Think differently!
Instead of "tables", think "sets", and your life in SQL will be much easier. So, in this case, you can view this "table" as a bunch of different sets, which you can define with predicates.
So, if you have an employee table, one set is all employees. The other set can be the supervisors of those employees. The JOIN clause helps you define the retrieval conditions for that second set, and you can also add more conditions in the WHERE clause if you need to.

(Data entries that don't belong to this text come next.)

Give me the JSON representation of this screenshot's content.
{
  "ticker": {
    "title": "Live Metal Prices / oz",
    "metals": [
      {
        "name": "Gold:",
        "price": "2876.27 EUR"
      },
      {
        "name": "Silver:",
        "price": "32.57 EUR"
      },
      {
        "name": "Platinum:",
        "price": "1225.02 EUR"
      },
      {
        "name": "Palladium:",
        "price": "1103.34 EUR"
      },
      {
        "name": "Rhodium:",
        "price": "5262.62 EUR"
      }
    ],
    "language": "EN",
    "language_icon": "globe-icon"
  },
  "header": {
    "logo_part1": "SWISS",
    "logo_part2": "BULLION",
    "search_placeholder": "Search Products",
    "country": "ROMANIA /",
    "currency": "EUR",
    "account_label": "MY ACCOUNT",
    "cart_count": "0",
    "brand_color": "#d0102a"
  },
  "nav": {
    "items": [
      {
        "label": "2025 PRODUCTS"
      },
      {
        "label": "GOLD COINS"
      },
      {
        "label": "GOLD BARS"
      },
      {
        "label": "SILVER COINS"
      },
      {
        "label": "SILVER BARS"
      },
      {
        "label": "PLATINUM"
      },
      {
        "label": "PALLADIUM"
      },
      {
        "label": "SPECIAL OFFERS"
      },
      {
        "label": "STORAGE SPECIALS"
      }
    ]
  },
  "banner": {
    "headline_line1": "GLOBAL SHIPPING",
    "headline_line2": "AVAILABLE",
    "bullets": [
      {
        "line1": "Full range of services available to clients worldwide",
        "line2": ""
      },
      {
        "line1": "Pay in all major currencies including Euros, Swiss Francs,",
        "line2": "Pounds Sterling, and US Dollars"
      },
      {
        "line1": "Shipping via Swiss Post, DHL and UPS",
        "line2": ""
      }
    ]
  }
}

This is Set 1 (all employees):
SELECT
e.employeeId,
e.employeeName,
e.supervisorId
FROM
employee e
This is Set 2 (all supervisors):
SELECT
e.employeeId,
e.employeeName
FROM
employee e
WHERE
e.employeeId IN
(
SELECT DISTINCT supervisorId FROM employee WHERE supervisorId IS NOT NULL
)
Your SELECT query's output is a new set (or "table", if you will), which JOINs the supervisor set to the employee set, so as to associate the supervisor with the employee, thereby creating a new set, comprised of a newly-defined tuple that has more attributes.
You could treat these as "tables", and JOIN them accordingly:
SELECT
emp.employeeId,
emp.employeeName,
emp.supervisorId,
sup.employeeName supervisorName
FROM
(
SELECT
e.employeeId,
e.employeeName,
e.supervisorId
FROM
employee e
) emp
INNER JOIN
(
SELECT
e.employeeId,
e.employeeName
FROM
employee e
WHERE
e.employeeId IN
(
SELECT DISTINCT supervisorId FROM employee WHERE supervisorId IS NOT NULL
)
) sup ON
sup.employeeId = emp.supervisorId
You can see now how we have created 2 "tables" (sets) on the fly, and JOINed them. However, this contrived example is needlessly complicated. We can achieve the same thing this way:
SELECT
emp.employeeId,
emp.employeeName,
emp.supervisorId,
sup.employeeName supervisorName
FROM
employee emp
INNER JOIN employee sup ON
sup.employeeId = emp.supervisorId
This achieves the same thing, namely defining a new set based on the JOIN between one set of employee tuples and another. Note that this new set can also be used as a "table". It's just a matter of how you think.